3月16日(月)
 
雪が融けて歩きやすくなってきたので、最近は家の近所を歩いています。
定期はゴールデンウィーク明けまであるので、サツエキまで行ってもいいのですが、同じところばっかり歩くのって飽きます。
今は半年ほどご無沙汰していたあちこちを歩き回っています。
 
久しぶりに行った図書館は、美術関係の本の展示場所の日当たりが抑えられていて、現代アートの本が増えたような気がしました。
そして、私がこつこつ借りていた、鳥取環境大学の小林朋道先生の『先生!~』シリーズがなくなっていました。
ショック!
全体的に動物関係の本が減った気がします。
他の図書館に移したのだと思いますが、「予約しないで借りる枠」のシリーズだったので、いなくなったのは残念です。
 
久しぶりに行った仲卸センターは、この半年の物価高騰のせいで、全然安く感じられなくなりました。
というわけで、何も買えずに帰ってきました。
 
歩道はずいぶん雪がなくなっていますが、公園や個人宅のお庭などにはまだ雪がたくさん残っていますので、花を愛でるのはまだまだ先になりそうです。
でも、木の根元は雪が融けてきましたね。

 
 
 
 
本日の読書:ためらいもイエス 山崎マキコ

 

カバー裏より

『わたしは仕事以外になにもない、さっぱりとした日常をいたく気に入っていたはずだった――二十八歳にして処女、仕事ひとすじの奈津美に訪れた予想外のモテ期。三人の男を前に、はたして彼女は、棒に振ってしまった思春期を取りもどすことができるのか。

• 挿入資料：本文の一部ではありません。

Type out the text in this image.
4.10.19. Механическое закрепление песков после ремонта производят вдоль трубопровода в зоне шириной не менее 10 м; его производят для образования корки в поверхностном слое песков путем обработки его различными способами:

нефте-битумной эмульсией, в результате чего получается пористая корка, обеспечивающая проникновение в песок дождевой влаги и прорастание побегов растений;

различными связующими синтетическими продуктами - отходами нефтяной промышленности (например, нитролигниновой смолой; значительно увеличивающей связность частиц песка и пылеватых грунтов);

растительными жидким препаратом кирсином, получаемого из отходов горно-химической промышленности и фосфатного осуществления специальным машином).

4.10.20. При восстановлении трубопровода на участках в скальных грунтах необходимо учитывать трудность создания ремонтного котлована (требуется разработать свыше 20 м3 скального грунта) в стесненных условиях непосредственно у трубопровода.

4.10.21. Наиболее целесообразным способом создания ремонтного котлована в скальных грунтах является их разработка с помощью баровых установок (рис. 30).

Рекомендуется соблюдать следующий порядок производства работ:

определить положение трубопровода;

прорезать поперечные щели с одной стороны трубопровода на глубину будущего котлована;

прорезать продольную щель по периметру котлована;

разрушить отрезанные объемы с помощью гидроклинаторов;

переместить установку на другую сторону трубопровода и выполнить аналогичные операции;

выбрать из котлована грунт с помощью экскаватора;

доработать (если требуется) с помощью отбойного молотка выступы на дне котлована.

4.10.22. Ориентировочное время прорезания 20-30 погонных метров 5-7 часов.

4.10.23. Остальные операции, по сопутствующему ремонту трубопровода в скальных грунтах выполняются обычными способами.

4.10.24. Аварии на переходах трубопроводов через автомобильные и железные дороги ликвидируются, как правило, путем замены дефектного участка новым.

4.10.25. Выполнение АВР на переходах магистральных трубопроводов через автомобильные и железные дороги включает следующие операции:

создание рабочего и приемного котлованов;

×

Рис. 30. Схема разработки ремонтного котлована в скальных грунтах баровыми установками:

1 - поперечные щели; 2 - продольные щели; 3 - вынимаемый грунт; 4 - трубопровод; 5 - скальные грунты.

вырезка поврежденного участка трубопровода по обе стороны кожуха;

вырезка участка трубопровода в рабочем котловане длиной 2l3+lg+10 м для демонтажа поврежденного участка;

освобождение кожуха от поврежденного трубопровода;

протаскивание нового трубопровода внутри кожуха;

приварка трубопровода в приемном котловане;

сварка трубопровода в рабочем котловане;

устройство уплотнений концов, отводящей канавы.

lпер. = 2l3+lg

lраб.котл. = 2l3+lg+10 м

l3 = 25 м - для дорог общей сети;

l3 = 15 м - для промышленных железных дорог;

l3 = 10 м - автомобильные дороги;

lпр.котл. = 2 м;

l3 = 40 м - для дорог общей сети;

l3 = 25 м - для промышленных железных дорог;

愛すべき恋愛音痴のための可笑しくて、やがて切ないラブストーリー。』

つい最近も、恋愛小説は苦手だと思い知ったばかりだ。
が、恋愛小説は苦手でも、ロマンス小説は好きかもしれない。
具体的にどう違うのかはわからないけれど、私が思っている違いとしては、恋愛のどろどろした感情が中心のが恋愛小説で、恋愛のわたわたした情動が中心なのがロマンス小説。
ってことで。

要するに、この小説は面白かった。
会社で初の女性管理職が目前の、仕事ひとすじの28歳、奈津美。
しかし彼女は大の恋愛音痴で、未だに処女であることを誰にも秘密にしているのだった。
という、マンガでは割とありがちの設定。

だからすぐに、彼女の運命の人が誰なのかわかりました。
何をしても許してくれる。
落ち込もうともプチパニックに陥ろうとも失礼をぶちかましても、気長に待っていてくれる彼。
うん、マンガでは割とありがちの設定。

でも、だからこそ、読ませる技術が光るのでした。

親の束縛から離れ、早くひとり立ちするために勉強ばかりしてきたため、青春時代を犠牲にしてきたと思う奈津美。
恋愛も、友情も、部活や学校行事の楽しさも知らなかった。
ちょっと間違えたら、これ私だったかもしれないな。
少なくとも友情以外はほぼ未経験と言っていい。
勉強もあまりしなかったけれど。
だから奈津美が、男女の駆け引きとかがわからなくて、自分の気持ちもわからなくて、頓珍漢な反応をするのも微笑ましく読めた。

できのいい子ども順に可愛がり、自分の思うとおりに育てようとする母と、奈津美や姉妹それぞれの距離感が、リアルとは思わないのに絶妙。
ただ、金銭感覚が、バブルの後だというのにやたらと高級志向な人たちが多くて…やっぱ東京ってそういうとこなの?